AI rivalry — clash of the titans
The US-China AI rivalry features distinct national strategies: China emphasises integrating AI across entire sectors for immediate applications (the “AI+” model) in manufacturing and robotics, aiming for ubiquitous edge intelligence.
The US focuses on frontier AI, advanced chips, and the pursuit of Artificial General Intelligence (AGI), with private-sector dominance, though both nations also develop AGI concepts. The US leads in cutting-edge models and computing power. Still, China excels in practical deployment, creating a competition between a national strategy centred on fundamental research and one focused on widespread industrial adoption, with different paths to future AI dominance.
China’s “AI+” framework leads the global shift toward AI-driven transformation, moving beyond simple augmentation to reorganise entire industries. This approach focuses on integrating AI into robotics, manufacturing, and edge computing for immediate economic impact, leveraging China’s strengths in data, energy, and talent to deploy in real-world, “embodied” applications.

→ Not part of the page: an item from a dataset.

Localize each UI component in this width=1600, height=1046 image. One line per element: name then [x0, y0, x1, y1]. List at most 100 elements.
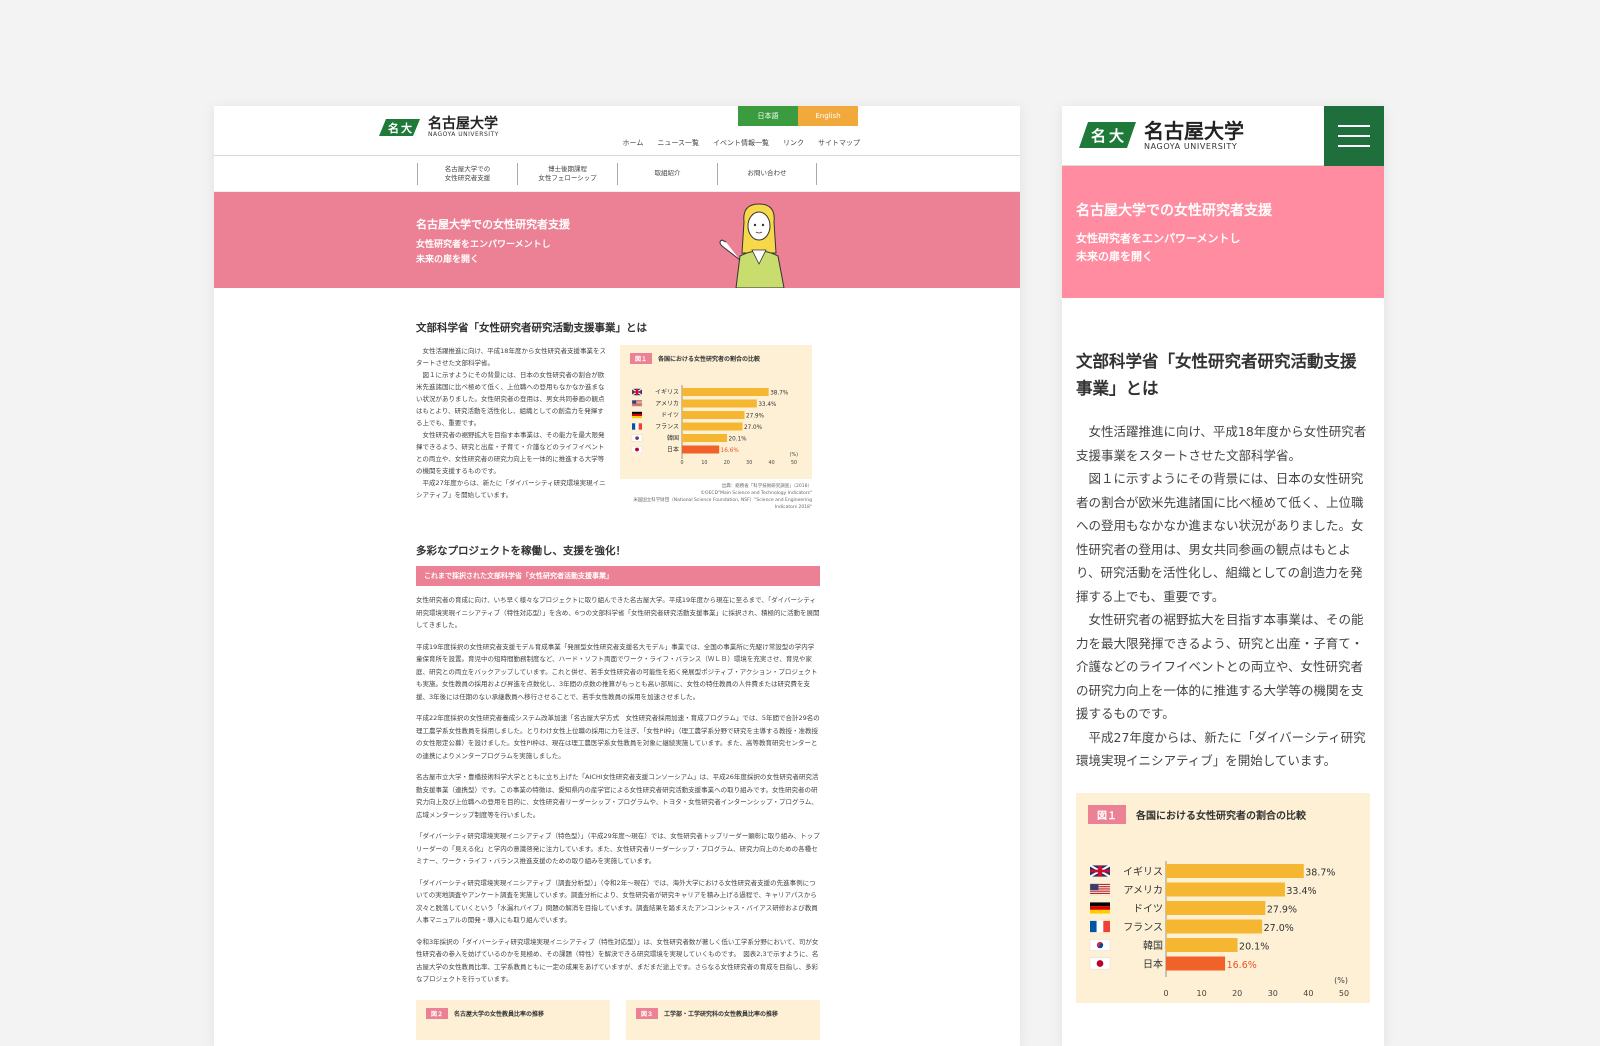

In contrast, the US approach focuses on developing the most advanced frontier AI models and pursuing Artificial General Intelligence (AGI). Dominated by large tech companies, the American strategy emphasises breakthroughs in core AI capabilities and chip technology — such as Nvidia — drawing on its strengths in advanced chip design, fundamental research, and vast AI compute resources.
Investment implications
Given the priority focus of China’s AI strategy, the investable universe of stocks within its AI infrastructure would include cloud service providers, semiconductor producers, power grid and energy infrastructure, and AI metals such as copper, aluminium, and related materials. This universe further encompasses energy storage systems (ESS) and the battery value chain, optical fibre, transceivers, and photonics, as well as cooling and thermal management and the broader server, rack and datacentre hardware ecosystem.
Dr Tan Kong Yam is a founding member and chairman (China) of APS Asset Management. He is also a professor of economics at the Nanyang Technological University.